At our meeting held January 15, our attendees enjoyed an outstanding presentation by Jim Ball, co-founder of Alpine Access, a call center that pioneered the home-based agent model. Jim currently operates Extension9 (www.extension9.com) where he works with companies to help them develop their own home-based customer service operations.

Control Companies considering home-based agents are often concerned about managing these agents to assure productivity and quality performance. How do you manage what you can’t see? It takes hiring the right people, putting the right systems and processes in place, communications— challenges that are similarly faced by brick and mortar centers. In Jim’s experience, a well designed program actually has more control than a traditional call center.
Technology Yes, technology can be an issue but with current high speed internet, 3rd party applications, and proper planning, home-based agents can be an advantage. With a work force distributed over a larger geographic area, a local power outage, for example, affects a very few agents resulting in higher overall reliability.
Training Often viewed as too complex with no way to adequately view and interact with new hires, there are many ways to successfully accomplish training of home based agents. We are already in a time where distance learning, online courses, and interactive webinars are commonplace.
Culture Maintain a common culture can be trying whether working with widespread home-based agents or multi-location brick and mortar facilities. In either case, communication is the key.
Security The common concerns are both data security and protection from computer virus. This can be perceived as a greater risk than with in-house agents. There are readily available solutions, however. It starts with hiring the right people, minimizing access to sensitive data, and monitoring agent activity. Additional solutions include the company providing equipment to home-based agents, VPN and SSL access, software, and Network Access control.
For additional information you may contact Jim Ball at jball@extension9.com.
| Denver Water hosted our meeting and treated us to a tour of their call center following the meeting. The highlight of the tour was seeing their treadmill workstation! The following article by Joe Watt, Community Relations, is reprinted from Denver Water's publication, The Pipeline. No whistling allowed, but you can walk while you work.
Working in Denver Water’s Customer Care call center, taking one call after another, your fingertips practically glued to a keyboard … why, it’s almost like being stuck on a treadmill. Hmmm …What if there were a treadmill, and you could get some exercise while you worked?
The idea might seem crazy (supervisor Kathy Hurt uttered that exact word when she heard about it), but when Sandra Miller, Denver Water’s health guru, proposed a treadmill work station, call center employees leaped at the chance to try it.
Miller saw the treadmill at an ergonomics conference and volunteered Denver Water as a test site for a six-month pilot program. Denver Water is the first Colorado company to test the treadmill work station.
After a demonstration, five people immediately signed up. Now, they work while they walk two hours a day, once in the morning and again in the afternoon. For the study period, employees keep track of their daily weight, time on the treadmill, distance walked and calories burned. Once a month, Miller makes note of their blood pressure. Five other employees have signed up for a second pilot project, and more are ready to try after them. 
The treadmill’s proper name is Walkstation, and it was developed by Steelcase Inc., a maker of office furniture and work areas, and a doctor at the Mayo Clinic.
“I love it,” Kelly Jackson said between calls. She likes the idea of adding movement to her workday, and she thinks there will be health benefits, even if the walking is not quite a workout.
Jackson has used a gym before, but she would “count the seconds” until her workout was over. The Workstation is different.

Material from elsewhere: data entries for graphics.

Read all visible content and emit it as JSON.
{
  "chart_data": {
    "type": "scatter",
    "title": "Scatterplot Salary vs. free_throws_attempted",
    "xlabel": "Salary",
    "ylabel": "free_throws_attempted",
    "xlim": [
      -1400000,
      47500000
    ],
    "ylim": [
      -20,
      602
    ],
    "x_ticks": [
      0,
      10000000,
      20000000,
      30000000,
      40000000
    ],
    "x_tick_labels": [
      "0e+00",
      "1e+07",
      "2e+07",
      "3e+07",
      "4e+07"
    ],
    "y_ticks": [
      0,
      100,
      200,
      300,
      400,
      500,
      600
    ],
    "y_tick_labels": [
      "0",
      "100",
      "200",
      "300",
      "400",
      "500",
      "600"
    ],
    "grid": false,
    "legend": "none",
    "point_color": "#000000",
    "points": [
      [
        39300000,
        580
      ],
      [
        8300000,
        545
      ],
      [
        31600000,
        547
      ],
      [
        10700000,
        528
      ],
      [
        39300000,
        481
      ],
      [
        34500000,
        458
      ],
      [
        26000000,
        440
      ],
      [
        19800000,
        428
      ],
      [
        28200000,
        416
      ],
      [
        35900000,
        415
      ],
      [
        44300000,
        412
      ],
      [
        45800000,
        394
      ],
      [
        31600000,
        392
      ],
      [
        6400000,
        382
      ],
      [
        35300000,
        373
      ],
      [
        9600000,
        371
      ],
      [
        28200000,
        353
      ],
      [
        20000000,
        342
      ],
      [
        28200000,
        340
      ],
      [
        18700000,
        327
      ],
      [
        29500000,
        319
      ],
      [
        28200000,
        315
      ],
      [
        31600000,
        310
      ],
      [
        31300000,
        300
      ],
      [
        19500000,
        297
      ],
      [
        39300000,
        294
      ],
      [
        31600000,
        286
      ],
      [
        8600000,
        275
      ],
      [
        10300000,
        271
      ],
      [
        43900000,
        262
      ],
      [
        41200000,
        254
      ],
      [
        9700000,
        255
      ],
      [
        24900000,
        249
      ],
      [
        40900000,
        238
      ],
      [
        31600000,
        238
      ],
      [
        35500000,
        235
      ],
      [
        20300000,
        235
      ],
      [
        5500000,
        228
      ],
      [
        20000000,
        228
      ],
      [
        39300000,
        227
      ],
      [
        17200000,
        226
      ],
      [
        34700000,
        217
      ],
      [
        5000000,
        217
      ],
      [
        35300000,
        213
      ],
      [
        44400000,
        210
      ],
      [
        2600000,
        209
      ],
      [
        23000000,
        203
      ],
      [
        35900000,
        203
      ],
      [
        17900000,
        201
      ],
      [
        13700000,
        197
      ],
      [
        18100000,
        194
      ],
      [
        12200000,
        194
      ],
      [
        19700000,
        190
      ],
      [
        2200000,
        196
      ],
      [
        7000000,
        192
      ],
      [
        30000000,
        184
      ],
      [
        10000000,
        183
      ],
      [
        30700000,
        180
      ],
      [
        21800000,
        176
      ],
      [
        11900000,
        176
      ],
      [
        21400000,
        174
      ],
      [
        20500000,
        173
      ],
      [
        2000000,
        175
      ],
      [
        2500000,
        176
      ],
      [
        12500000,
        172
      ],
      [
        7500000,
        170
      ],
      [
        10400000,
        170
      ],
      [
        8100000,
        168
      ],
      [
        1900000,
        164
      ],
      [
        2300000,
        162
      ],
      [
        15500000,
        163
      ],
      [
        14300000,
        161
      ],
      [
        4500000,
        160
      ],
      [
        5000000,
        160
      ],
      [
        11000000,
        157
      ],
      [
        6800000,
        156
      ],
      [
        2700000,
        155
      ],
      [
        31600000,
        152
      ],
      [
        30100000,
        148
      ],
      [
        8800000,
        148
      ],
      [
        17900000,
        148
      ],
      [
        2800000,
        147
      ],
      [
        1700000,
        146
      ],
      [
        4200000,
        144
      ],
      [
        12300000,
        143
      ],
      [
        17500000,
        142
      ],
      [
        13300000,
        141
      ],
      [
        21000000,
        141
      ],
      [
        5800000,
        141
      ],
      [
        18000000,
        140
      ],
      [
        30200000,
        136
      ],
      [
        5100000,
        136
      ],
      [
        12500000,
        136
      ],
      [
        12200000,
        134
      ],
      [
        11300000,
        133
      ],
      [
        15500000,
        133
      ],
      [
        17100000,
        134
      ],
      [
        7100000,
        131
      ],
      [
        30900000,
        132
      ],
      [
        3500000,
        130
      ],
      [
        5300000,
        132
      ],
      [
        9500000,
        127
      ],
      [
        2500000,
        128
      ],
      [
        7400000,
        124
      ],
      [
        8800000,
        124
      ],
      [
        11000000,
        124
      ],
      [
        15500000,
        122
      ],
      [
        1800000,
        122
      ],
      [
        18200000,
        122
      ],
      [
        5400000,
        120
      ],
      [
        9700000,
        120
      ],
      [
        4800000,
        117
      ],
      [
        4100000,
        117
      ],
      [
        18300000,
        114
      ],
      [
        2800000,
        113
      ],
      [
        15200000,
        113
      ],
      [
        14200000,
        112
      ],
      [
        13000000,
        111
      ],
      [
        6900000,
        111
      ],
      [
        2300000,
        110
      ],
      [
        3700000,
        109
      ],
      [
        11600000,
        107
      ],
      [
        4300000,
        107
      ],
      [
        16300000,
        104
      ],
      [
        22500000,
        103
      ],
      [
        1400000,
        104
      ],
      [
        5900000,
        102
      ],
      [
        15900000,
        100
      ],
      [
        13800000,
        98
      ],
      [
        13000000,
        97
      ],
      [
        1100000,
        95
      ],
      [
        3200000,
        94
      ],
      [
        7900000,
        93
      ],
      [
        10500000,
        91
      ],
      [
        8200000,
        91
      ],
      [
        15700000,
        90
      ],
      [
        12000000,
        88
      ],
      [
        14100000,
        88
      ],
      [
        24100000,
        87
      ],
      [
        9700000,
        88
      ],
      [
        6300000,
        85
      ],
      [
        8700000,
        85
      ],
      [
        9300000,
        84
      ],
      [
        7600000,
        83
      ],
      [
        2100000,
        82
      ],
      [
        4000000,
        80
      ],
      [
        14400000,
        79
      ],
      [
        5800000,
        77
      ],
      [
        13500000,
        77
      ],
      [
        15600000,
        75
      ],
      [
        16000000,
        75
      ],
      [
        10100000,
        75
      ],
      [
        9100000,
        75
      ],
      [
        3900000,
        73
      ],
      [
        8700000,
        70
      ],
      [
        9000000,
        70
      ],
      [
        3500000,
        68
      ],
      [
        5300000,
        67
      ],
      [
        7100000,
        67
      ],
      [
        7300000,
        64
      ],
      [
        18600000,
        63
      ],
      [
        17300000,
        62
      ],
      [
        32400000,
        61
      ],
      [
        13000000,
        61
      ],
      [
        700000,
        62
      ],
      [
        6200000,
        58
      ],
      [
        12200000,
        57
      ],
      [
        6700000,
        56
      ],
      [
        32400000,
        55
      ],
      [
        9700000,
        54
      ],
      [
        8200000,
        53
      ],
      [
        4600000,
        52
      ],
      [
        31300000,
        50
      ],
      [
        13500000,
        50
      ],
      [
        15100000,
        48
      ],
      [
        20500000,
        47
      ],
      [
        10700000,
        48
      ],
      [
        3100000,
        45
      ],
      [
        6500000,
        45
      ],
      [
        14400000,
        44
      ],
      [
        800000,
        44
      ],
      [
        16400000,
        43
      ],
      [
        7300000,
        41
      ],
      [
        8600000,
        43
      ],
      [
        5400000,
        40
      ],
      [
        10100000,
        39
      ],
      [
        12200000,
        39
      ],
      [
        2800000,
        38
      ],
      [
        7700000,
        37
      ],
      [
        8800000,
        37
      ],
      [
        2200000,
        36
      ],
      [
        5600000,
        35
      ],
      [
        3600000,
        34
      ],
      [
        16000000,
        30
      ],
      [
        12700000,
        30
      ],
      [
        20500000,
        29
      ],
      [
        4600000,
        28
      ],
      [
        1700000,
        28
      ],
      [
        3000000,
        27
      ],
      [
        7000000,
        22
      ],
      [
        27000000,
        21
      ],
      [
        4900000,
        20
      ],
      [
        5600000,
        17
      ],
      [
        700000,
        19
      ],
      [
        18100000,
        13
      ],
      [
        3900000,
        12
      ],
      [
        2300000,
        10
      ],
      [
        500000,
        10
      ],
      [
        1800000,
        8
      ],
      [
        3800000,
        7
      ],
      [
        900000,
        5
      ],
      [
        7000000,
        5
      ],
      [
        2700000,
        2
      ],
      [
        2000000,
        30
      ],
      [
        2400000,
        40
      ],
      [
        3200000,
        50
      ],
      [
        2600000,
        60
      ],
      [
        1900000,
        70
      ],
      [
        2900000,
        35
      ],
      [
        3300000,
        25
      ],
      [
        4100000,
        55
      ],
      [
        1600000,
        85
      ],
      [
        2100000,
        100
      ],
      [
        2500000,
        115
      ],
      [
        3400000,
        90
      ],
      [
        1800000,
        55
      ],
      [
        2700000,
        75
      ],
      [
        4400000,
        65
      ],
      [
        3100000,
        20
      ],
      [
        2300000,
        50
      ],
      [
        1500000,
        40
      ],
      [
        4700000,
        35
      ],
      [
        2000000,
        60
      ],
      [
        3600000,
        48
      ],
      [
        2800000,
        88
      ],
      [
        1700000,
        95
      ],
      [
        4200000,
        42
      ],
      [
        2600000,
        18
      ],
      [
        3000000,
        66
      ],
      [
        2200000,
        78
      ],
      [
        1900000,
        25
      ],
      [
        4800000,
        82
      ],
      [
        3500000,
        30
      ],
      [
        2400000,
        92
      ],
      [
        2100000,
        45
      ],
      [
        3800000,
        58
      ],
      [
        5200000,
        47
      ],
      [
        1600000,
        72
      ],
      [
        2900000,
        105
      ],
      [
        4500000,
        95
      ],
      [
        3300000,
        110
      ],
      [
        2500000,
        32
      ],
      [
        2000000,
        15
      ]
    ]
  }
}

“The hour flies by – you don’t even notice the time going by,” she said. “That’s what I really like about it.’’ And she saw benefits in her first week of work-walking. “I have more energy when I get home in the evening. I feel more motivated.”
Jackson said she thought it might take some getting used to, walking while talking on a headset, navigating her mouse and typing on a keyboard, but pretty soon it was, well, just like riding a bike. The only adjustment she had to make was learning to control her breathing, so customers wouldn’t think she was running a marathon. (The treadmill’s speed is limited to 2 mph, and participants are urged to start at 0.8 mph and then work their way up.)
“It’s a great morale booster,” said Hurt, who noticed positive changes even in the first week. “This makes time go by faster, and it takes some of the grunge out of the day.”
In truth, Hurt said, the call center has worked hard to free workers from their desks. Before the treadmill, employees had been given wireless headphones so they could get up from their desks and move around, stretch their legs, windmill their arms.
In that sense, this is just the latest step in unchaining the deskbound, but Denver Water’s call center workers are definitely off and …walking.